**Algorthm Development.**
Developing a good algorithm is an iterative process. We create a model of the problem, develop
an algorithm, and revise the performance of the algorithm until it meets our needs.

**Union-Find.**
The ultimate goal is to develop a data type that support the following operations
on a fixed number *N* of objects:

`union(int p, int q)``connected(int p, int q)`

`find(int p)`

The `find()` method is defined so that `find(p) == find(q)`
iff `connected(p, q)`.

**Key observation: connectedness is an equivalence relation.**
Saying that two objects are connected is the same as saying they are in an equivalence class.
This is just fancy math talk for saying "every object is in exactly one bucket, and we want to
know if two objects are in the same bucket". When you union two objects, you're basically just
pouring everything from one bucket into another.

**Quick find.**
This is the most natural solution, where each object is given an explicit number. Uses an
array `id[]` of length *N*, where `id[i]` is the bucket
number of object `i` (which is
returned by `find(i)`). To union two objects `p` and `q`, we set every object
in `p`'s bucket to have `q`'s number.

*Union*: May require many changes to`id`. takes*N*time in the worst case (to union large sets).*Connected*(and*find*): takes constant time.

**Quadratic algorithms don't scale.**
Given an *N* times larger problems on an *N* times faster computer,
the problem takes *N* times as long to run.

**Quick union.**
`id[i]` is the parent object of object `i`.
An object can be its own parent. The `find()` method climbs the ladder of
parents until it reaches the root (an object whose parent is itself).
To union `p` and `q`, we set the root of `p` to point to the root of `q`.

*Union*: Requires only one change to`id[]`, but also requires root finding (worst case*N*time).*Connected*(and*find*): Requires root finding (worst case*N*time).

**Weighted quick union.**
Rather than `union(p, q)` making the root of `p` point to the root of `q`,
we instead make the root of the smaller tree point to the root of the larger one.
The tree's *size* is the *number* of nodes, not the height of the tree.
Results in tree heights of lg *N* (you should understand this proof).

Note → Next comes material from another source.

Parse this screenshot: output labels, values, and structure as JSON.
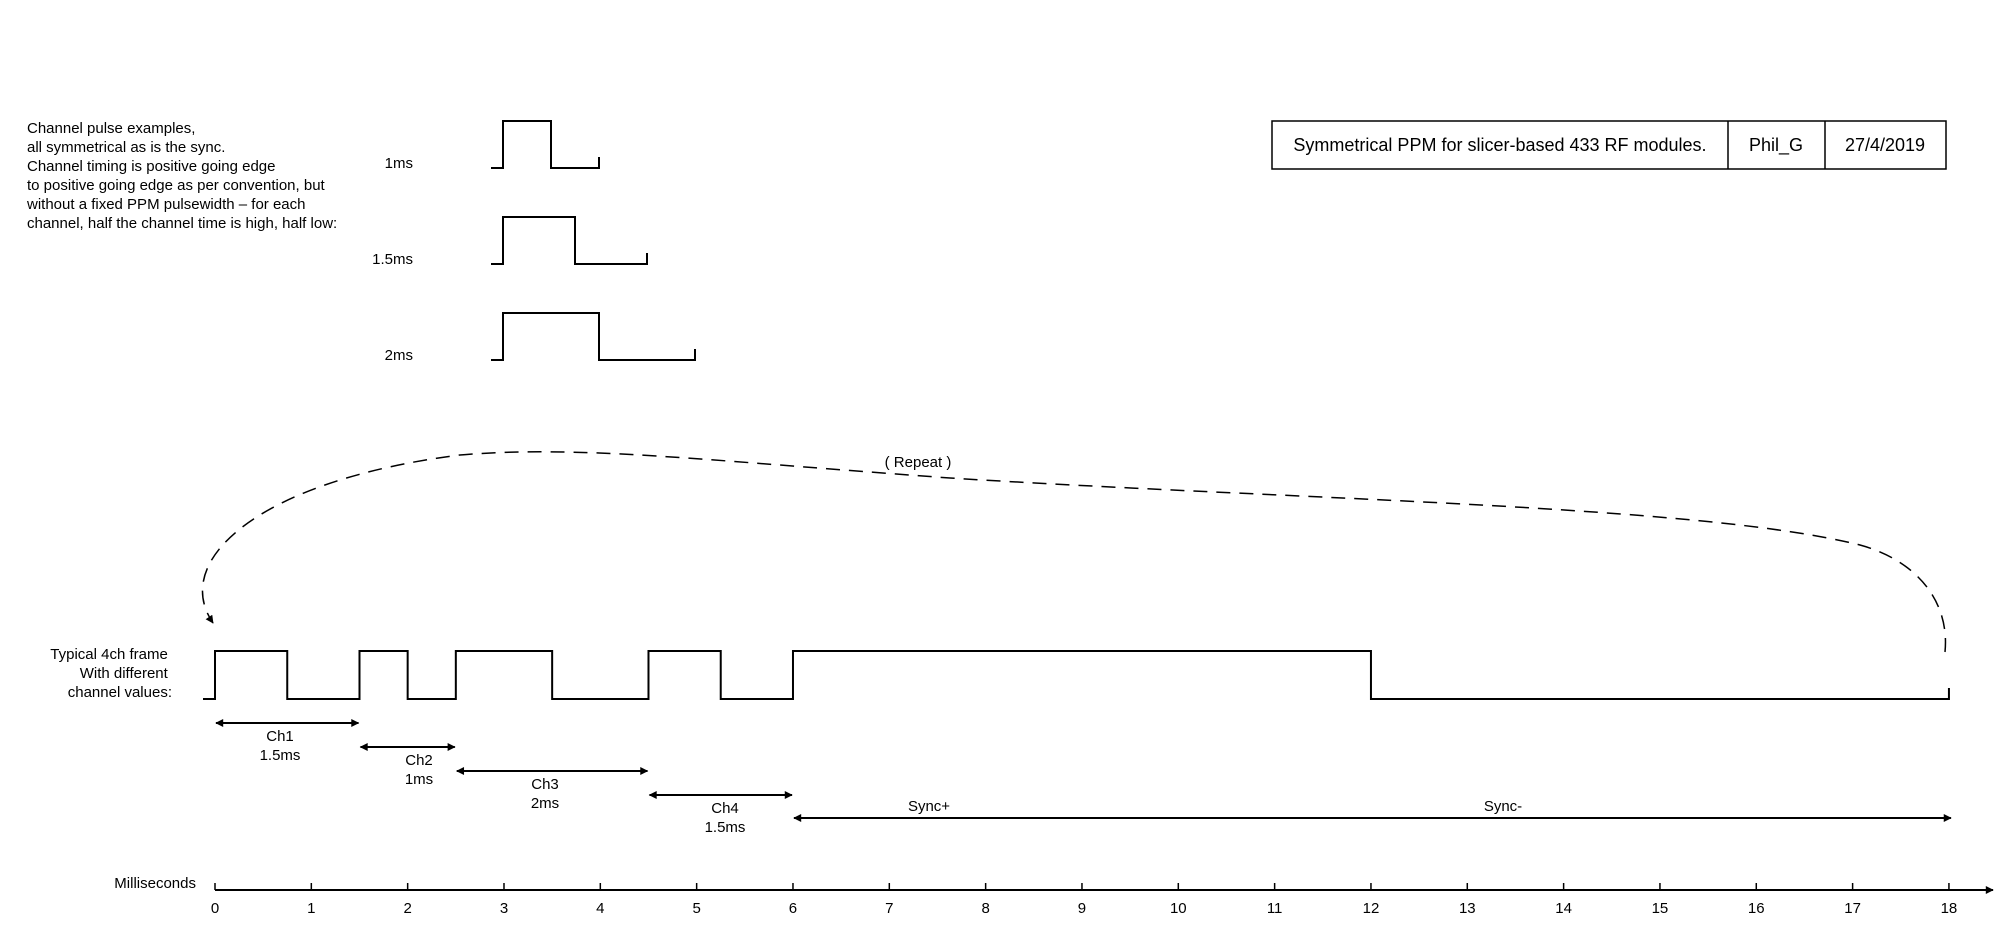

*Union*: Requires only one change to`id`, but also requires root finding (worst case log*N*time).*Connected*(and*find*): Requires root finding (worst case log*N*time).

**Weighted quick union with path compression.**
When find is called, the tree is compressed. Results in nearly flat trees.
Making *M* calls to union and find with *N* objects results in no more
than *M* log*(*N*) array accesses. For any conceivable values of *N*
in this universe, log*(*N*) is at most 5.

- What are the best-case and worst-case tree heights for weighted quick-union and weighted quick-union with path compression? Give your answers in terms of order of growth.
- Textbook: 1.5.1, 1.5.2, 1.5.3

- Fall 11 Midterm, #1
- Fall 12 Midterm, #1
- Textbook: 1.5.8
- Textbook: 1.5.9

- Textbook: 1.5.10
- If we're concerned about tree height, why don't we use height for deciding tree size instead of weight? What is the worst-case tree height for weighted-quick-union vs. heighted-quick-union? What is the average tree height?
- Try writing weighted-quick-union-with-path-compression without looking at the code on the booksite. You may look at the API. Compare your resulting code with the booksite code.